Il marcha dans cet état second jusqu’à sa chambre, où il s’effondra sur son lit, et dormit ensuite plus de seize heures sans se réveiller.
***
Arnaud resta un long moment dans cet état de demi-sommeil où rien n’est rêve, mais rien n’est réalité non plus. Il sentait ses songes lui échapper lentement, alors qu’autour de lui sa vie reprenait petit à petit ses formes. Il s’imagina un temps revenu dans sa campagne française, dans sa chambre douillette du manoir de ses parents, avant de constater que le matelas était bien trop dur pour ça. Alors il se dit qu’il devait être sur le chemin, car il devait rejoindre les colonies pour y vivre une nouvelle vie, contribuer aux découvertes de ce siècle au sein d’une communauté de respectables loups-garous comme lui. Mais il se souvenait aussi d’avoir été débarqué, d’être déjà arrivé. Il ouvrit les yeux, et vit le ciel des Caraïbes à travers sa fenêtre, un ciel d’un bleu puissant et lumineux. Le jour s’était levé depuis longtemps, tant et si bien qu’Arnaud se demandait si midi n’avait pas déjà passé.
Il fronça les sourcils, l’esprit encore embrumé, et s’assit doucement dans le lit. Ankylosé par les courbatures, il avait bien du mal à esquisser un mouvement sans grimacer, mais insista pour se redresser, et se lever. Il alla vite s’appuyer contre le bureau, tournant le dos à la fenêtre et observant le lit défait. Son sommeil avait été agité, si l’on en croyait la façon dont étaient étalés les draps. C’est là qu’il le remarqua, juste sous le lit. Il ne devait pas y être avant, mais peut-être était-il tombé à cause de son agitation, glissant entre les lattes du sommier jusqu’à gésir sur le plancher. Un carnet.
Au prix d’une souffrance à laquelle il n’était pas habitué, Arnaud se mit à genoux et récupéra le petit objet : il était daté de 1656, et appartenait à une certaine Anne-Lise. Elle n’avait pas précisé son nom de famille, pas plus qu’elle ne spécifiait les dates avec précision. Intrigué, Arnaud se mit à lire les premières pages :
Je n’ai pas eu un moment à moi pour me poser avant au moins trois jours ! Il y a tant de choses à faire pour une nouvelle arrivante telle que moi, et regardez-moi rédiger un journal sur un coup de tête ! Il faut avouer que cette communauté est assez exceptionnelle pour vouloir noter le moindre de leurs faits et gestes. J’ignore si je serais assez assidue pour le faire, mais je vais tout de même tenter.

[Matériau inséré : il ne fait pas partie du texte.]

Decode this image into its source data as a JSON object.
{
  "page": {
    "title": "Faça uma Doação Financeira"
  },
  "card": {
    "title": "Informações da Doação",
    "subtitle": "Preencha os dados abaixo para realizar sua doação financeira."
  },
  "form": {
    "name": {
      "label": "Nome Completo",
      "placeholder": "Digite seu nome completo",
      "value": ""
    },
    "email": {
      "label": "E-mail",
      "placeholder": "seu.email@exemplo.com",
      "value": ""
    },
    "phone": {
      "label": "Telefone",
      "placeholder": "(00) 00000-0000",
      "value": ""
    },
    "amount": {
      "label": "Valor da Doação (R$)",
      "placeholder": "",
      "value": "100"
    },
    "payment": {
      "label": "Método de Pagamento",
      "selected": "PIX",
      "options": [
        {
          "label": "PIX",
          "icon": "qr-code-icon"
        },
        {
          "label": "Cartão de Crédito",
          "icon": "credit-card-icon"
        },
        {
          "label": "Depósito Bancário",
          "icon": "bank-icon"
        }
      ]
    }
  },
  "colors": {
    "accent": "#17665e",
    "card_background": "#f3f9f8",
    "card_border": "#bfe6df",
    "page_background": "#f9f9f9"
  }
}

Je suis arrivée il y a donc trois jours, à Port-au-Prince. Le voyage a été terriblement éprouvant, mais ce qui m’attendait ici ne l’était pas moins. Mais tout a également été très gratifiant. Jamais je ne m’étais sentie si bien… Je suis à ma place ici, je le sens. Les autres loups sont aussi passés par ces épreuves et s’en sont sortis grandis, c’est ce qui fait que cette communauté est aussi soudée, je pense.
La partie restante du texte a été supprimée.